Ellerimi yüzünü kapatmış olan ufak ellerine götürerek, yavaşca aşağıya doğru kaydırırken "Ağlama" diye sadece fısıldadım.
İri ve mavi olduğunu şimdi farkettiğim soğuk ve ağlamaktan şişmiş gözlerle yüzümü taradı fakat hiç bir cevap vermeden ellerini ellerimin arasından usulca çekip ağlamasına devam etti.
Bir süre ağladıktan sonra kadın oturduğu yerden kalmak için ağaçtan destek aldı ve doğrulmaya çalıştı. Ve başaramayıp tekrar oturduğu yere düştüğünde ağlaması şiddetlendi.
Sessiz kalmayıp "Neden ağlıyorsun?" Diye sorduğumda kadın söylediğimi duymamamış gibi tekrar doğrulmaya çalıştı ve başardı. Bende onunla birlikte ayaklandığımda üzerinde ki dar pantolunun belinden iki eliyle tutarak yukarı çıkmasını sağladı. Bir kaç adım attıp ilerlemeye başladığında arkasından bakıyordum. Yalpayarak yürürken bir anda dengesini kaybedip yere düştü. Büyük adımlarla ilerleyip yanına geldim ve bayıldığını farkettim. Bir elimi bacaklarının altından geçirirken diğer elimle ise sırtından tutarak kucağıma alıp evimin yolumu tuttum.

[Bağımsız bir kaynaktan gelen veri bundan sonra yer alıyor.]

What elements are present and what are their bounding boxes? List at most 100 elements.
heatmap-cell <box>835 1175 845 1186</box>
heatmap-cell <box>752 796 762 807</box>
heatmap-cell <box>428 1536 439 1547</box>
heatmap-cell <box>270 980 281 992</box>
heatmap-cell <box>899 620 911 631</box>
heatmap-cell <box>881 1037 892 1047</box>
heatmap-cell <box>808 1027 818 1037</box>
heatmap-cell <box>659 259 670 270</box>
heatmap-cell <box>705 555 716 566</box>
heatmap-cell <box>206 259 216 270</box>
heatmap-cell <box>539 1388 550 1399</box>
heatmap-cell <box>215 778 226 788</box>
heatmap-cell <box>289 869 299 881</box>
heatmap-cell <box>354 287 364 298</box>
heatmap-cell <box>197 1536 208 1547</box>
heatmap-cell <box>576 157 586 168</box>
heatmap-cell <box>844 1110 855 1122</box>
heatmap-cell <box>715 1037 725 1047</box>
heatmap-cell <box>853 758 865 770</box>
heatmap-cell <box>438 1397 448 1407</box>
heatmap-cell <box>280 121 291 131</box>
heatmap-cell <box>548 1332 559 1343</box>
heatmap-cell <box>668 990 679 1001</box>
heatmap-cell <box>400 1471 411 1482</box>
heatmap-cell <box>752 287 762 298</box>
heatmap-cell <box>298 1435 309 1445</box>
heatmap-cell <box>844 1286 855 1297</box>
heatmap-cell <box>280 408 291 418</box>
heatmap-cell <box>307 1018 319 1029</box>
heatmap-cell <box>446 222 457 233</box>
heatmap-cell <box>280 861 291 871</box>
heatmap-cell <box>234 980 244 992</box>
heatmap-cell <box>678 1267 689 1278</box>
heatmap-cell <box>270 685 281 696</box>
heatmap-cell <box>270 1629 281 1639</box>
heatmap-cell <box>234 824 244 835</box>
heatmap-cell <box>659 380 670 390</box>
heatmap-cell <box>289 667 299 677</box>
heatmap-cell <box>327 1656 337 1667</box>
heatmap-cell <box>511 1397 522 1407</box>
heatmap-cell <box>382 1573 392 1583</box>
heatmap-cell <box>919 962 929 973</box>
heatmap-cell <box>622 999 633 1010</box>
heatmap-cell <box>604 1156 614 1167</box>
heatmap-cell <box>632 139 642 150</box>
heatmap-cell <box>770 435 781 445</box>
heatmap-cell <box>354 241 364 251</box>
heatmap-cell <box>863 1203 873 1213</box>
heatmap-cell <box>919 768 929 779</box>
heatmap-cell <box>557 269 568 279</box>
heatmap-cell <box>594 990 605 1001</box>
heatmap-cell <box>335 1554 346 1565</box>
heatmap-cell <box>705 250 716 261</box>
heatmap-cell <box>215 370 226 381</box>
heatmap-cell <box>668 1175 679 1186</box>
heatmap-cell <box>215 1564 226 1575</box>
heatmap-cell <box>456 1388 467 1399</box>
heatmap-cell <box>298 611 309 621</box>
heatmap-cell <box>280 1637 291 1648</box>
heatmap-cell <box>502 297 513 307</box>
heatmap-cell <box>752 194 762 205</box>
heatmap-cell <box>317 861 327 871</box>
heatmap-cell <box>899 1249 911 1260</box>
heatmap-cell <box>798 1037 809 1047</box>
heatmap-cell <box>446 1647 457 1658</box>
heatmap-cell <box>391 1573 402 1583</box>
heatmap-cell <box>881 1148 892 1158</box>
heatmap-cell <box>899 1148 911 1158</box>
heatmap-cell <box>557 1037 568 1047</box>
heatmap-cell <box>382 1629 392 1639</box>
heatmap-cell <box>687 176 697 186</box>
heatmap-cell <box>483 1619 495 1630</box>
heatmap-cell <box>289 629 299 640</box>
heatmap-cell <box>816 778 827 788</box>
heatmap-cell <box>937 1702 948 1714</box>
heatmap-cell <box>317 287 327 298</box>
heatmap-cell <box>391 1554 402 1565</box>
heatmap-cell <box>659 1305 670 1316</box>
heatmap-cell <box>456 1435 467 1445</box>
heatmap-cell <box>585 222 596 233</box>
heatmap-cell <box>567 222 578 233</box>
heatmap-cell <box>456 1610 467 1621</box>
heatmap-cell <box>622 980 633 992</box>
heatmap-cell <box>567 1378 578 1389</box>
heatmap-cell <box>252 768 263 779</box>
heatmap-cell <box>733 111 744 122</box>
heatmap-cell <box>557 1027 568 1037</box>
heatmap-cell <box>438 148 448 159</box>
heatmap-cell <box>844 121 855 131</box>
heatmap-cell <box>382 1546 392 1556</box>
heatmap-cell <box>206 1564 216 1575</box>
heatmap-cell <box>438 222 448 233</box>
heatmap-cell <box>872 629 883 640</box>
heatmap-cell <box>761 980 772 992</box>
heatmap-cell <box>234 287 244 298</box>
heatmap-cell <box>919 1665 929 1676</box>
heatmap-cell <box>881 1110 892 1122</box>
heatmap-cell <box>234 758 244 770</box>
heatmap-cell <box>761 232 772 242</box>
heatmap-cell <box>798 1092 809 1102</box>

Eve vardığımda zorlukla anahtarı kapının deliğine geçirmeyi başardım. Ardından yatak odasına doğru ilerledim ve usulca yatağa yatırdım sırılsıklam olan bedeni. Yatağın yanına bir sandalye çekerek bir süre izledim karşımda tüm masumiyeti ve kusursuz yüz hatlarıyla duran kadını. Ardından sandalyeden kalkarak tekrar kucağıma aldım onu. Banyoya doğru ilerledim. Üzerindeki ıslak kıyafetleri çıkararak Güzel Kadını küvetin içine yerleştirip suyu soğuk olarak ayarladım ve kadına doğru tuttum. Soğuk suyla buluşan bedeni biranda sıçrayarak kendi geldi bana inanmayan gözlerle baktı.
Kadının sarhoş olduğu heralinden belliydi. Hem sarhoşluktan kurtulması için hemde ayılması için bunu yapmam gerekliydi.

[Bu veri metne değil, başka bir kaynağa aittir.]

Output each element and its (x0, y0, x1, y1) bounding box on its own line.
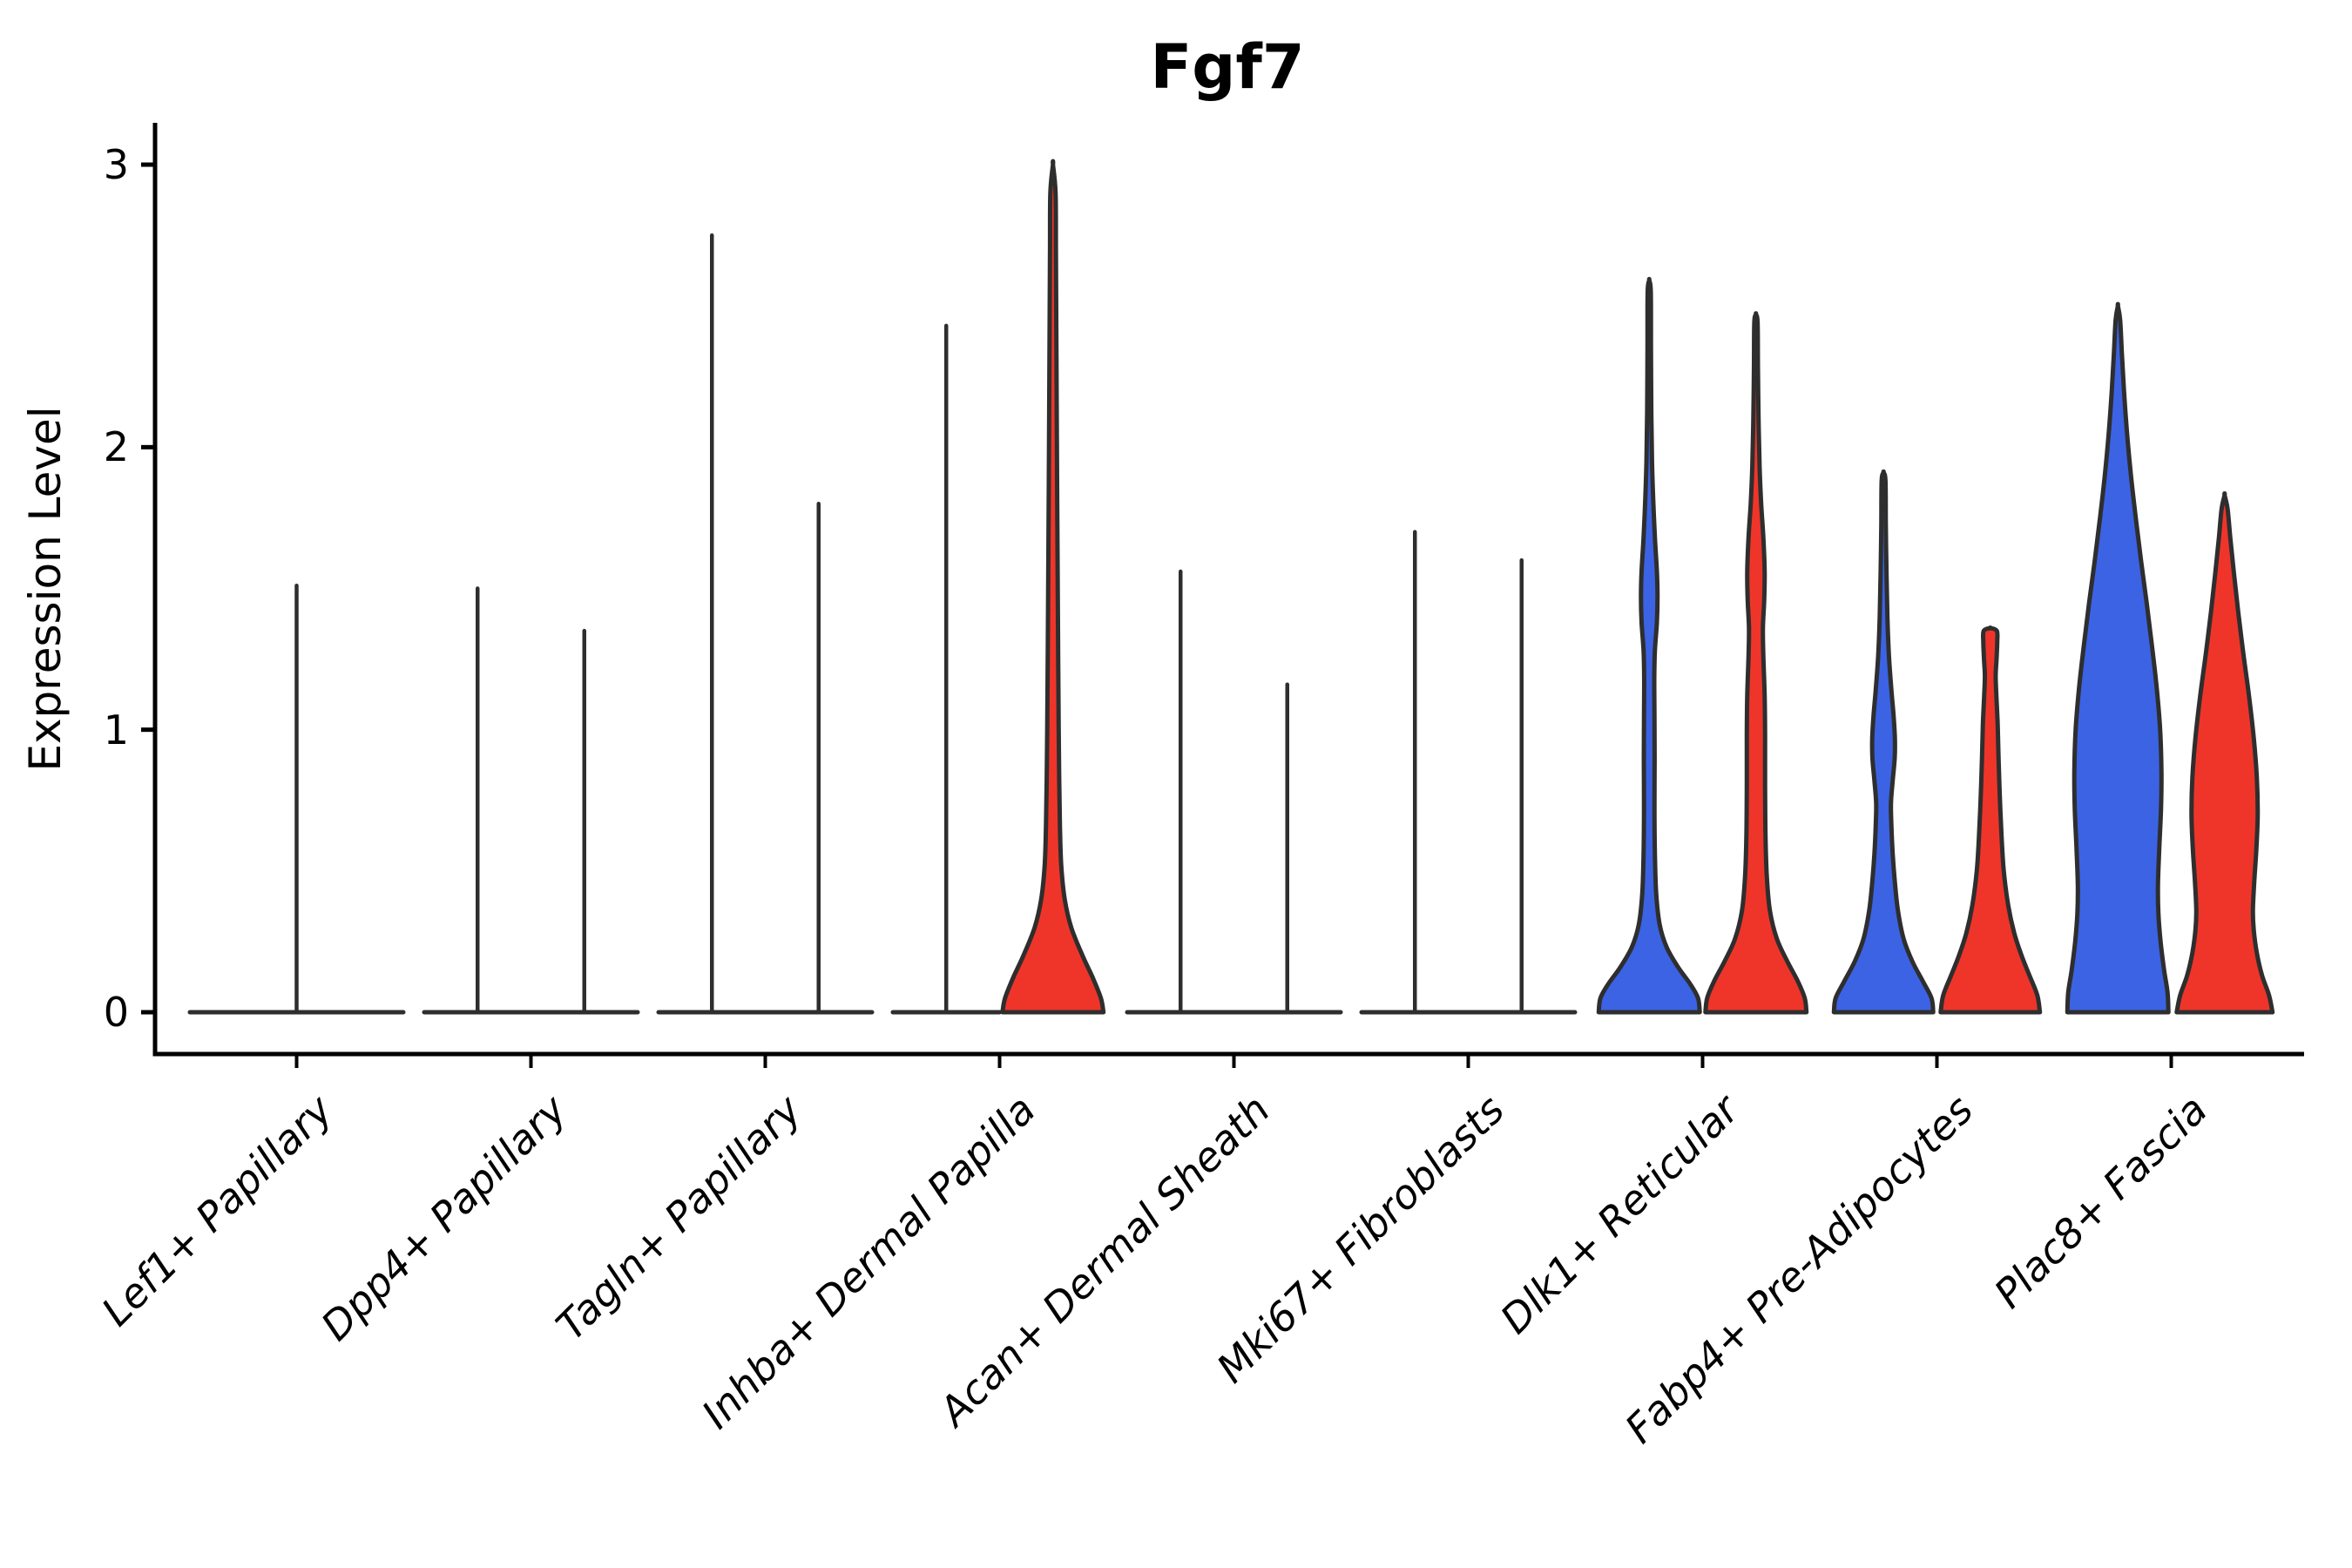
y-tick-label-0: 0 (103, 989, 129, 1036)
violin-red (1703, 311, 1809, 1015)
violin-blue (2065, 301, 2171, 1015)
violin-red (2174, 490, 2275, 1015)
violin-red (1938, 625, 2043, 1015)
violin-blue (1831, 469, 1936, 1015)
y-tick-label-3: 3 (103, 141, 129, 188)
y-tick-label-2: 2 (103, 423, 129, 471)
y-tick-label-1: 1 (103, 706, 129, 754)
violin-red (1000, 159, 1106, 1015)
violin-blue (1596, 276, 1702, 1015)
chart-title: Fgf7 (1150, 31, 1305, 103)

Iyice ayılması için bedenine biraz daha soğuk su tuttuktan sonra musluğu kapatarak bakışlarımı kadına doğru döndürdüm. "Duş alabilirsin, yan odada olacağım." Bir cevap bekleyerek kadına baktım. Fakat kadın hiç ses çıkarmayarak suskunluğunu koruyordu. Cevap gelmeyeceğini anlayarak kapıya doğru ilerledim. Kapının kulbunu aşağıya doğru indirdim ve bedenimi banyonun dışarısana attım. Kapıyı kapatmak için tekrar kapının kulbundan tutarak ileriye doğru iterken son kez kadına bakıp kapıyı sessizce kapattım.

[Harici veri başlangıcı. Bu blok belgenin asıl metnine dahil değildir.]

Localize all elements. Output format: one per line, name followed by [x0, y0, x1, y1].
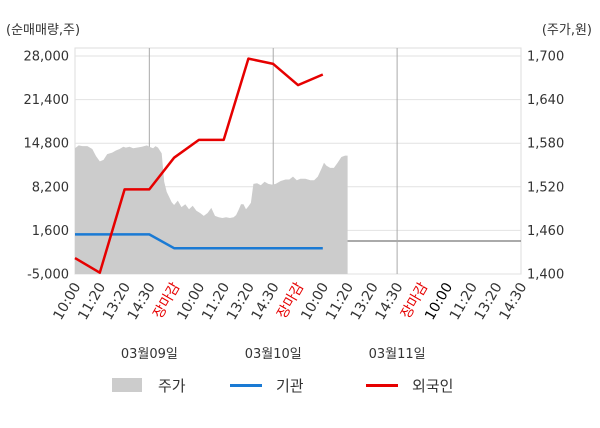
- left-tick-label: 1,600: [32, 224, 69, 239]
- left-axis-unit: (순매매량,주): [6, 23, 80, 38]
- legend-swatch-price: [112, 378, 142, 392]
- price-area: [75, 145, 348, 274]
- legend-swatch-foreigner: [366, 383, 398, 387]
- right-tick-label: 1,460: [527, 224, 564, 239]
- legend-item-institution: 기관: [230, 372, 304, 398]
- left-tick-label: -5,000: [27, 268, 69, 283]
- price-area-layer: [75, 145, 348, 274]
- left-tick-label: 8,200: [32, 180, 69, 195]
- right-tick-label: 1,700: [527, 50, 564, 65]
- right-tick-label: 1,400: [527, 268, 564, 283]
- left-tick-label: 14,800: [24, 137, 70, 152]
- date-label: 03월10일: [245, 347, 302, 362]
- legend-label-foreigner: 외국인: [412, 376, 454, 395]
- right-axis-unit: (주가,원): [542, 23, 592, 38]
- date-label: 03월11일: [369, 347, 426, 362]
- right-tick-label: 1,580: [527, 137, 564, 152]
- right-tick-label: 1,520: [527, 180, 564, 195]
- legend-item-foreigner: 외국인: [366, 372, 453, 398]
- left-tick-label: 21,400: [24, 93, 70, 108]
- legend-label-price: 주가: [158, 376, 186, 395]
- foreigner-line: [74, 57, 324, 274]
- chart-legend: 주가 기관 외국인: [0, 372, 600, 402]
- series-lines-layer: [74, 57, 324, 274]
- date-label: 03월09일: [121, 347, 178, 362]
- legend-item-price: 주가: [112, 372, 186, 398]
- left-tick-label: 28,000: [24, 50, 70, 65]
- chart-svg: 28,000 1,700 21,400 1,640 14,800 1,580 8,200 1,…: [6, 23, 592, 362]
- legend-swatch-institution: [230, 383, 262, 387]
- institution-line: [75, 233, 323, 250]
- legend-label-institution: 기관: [276, 376, 304, 395]
- right-tick-label: 1,640: [527, 93, 564, 108]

Yatak odama doğru ilerleyerek kendimi yatağıma attıp düşünmeye başladım. Çok güzeldi genç kadın. Ama üzgündü ve ağlıyordu. Sahi neden ağlıyordu? Oysa ağlamak bile yakışıyordu ona, kim bilir gülmek nasıl yakışıyordur derken derin bir nefes aldım. Ben kadının banyodan çıkmasını beklerken elimi pantolonumun sağ kısmına götürüp telefonumu elime aldım. Hâlâ takılı olan kulaklığı telefondan çıkarıp sağımdaki sandalyenin üzerine doğru fırlattım. Ve ardından telefonun orta tuşuna basarak saate baktığımda kadının banyoya girmesinin arasından tam iki saat geçtiğini farkettim. Fakat hala çıkmamıştı. Onbeş dakika daha bekledikten sonra banyonun kapısı gürültüyle açıldı. Yavaş adımlarla odama doğru gelen kadının üzerinde iki saat önce ıslak olan kıyafetler vardı, aradan geçen zaman dilimde kurumuş olamalıydılar.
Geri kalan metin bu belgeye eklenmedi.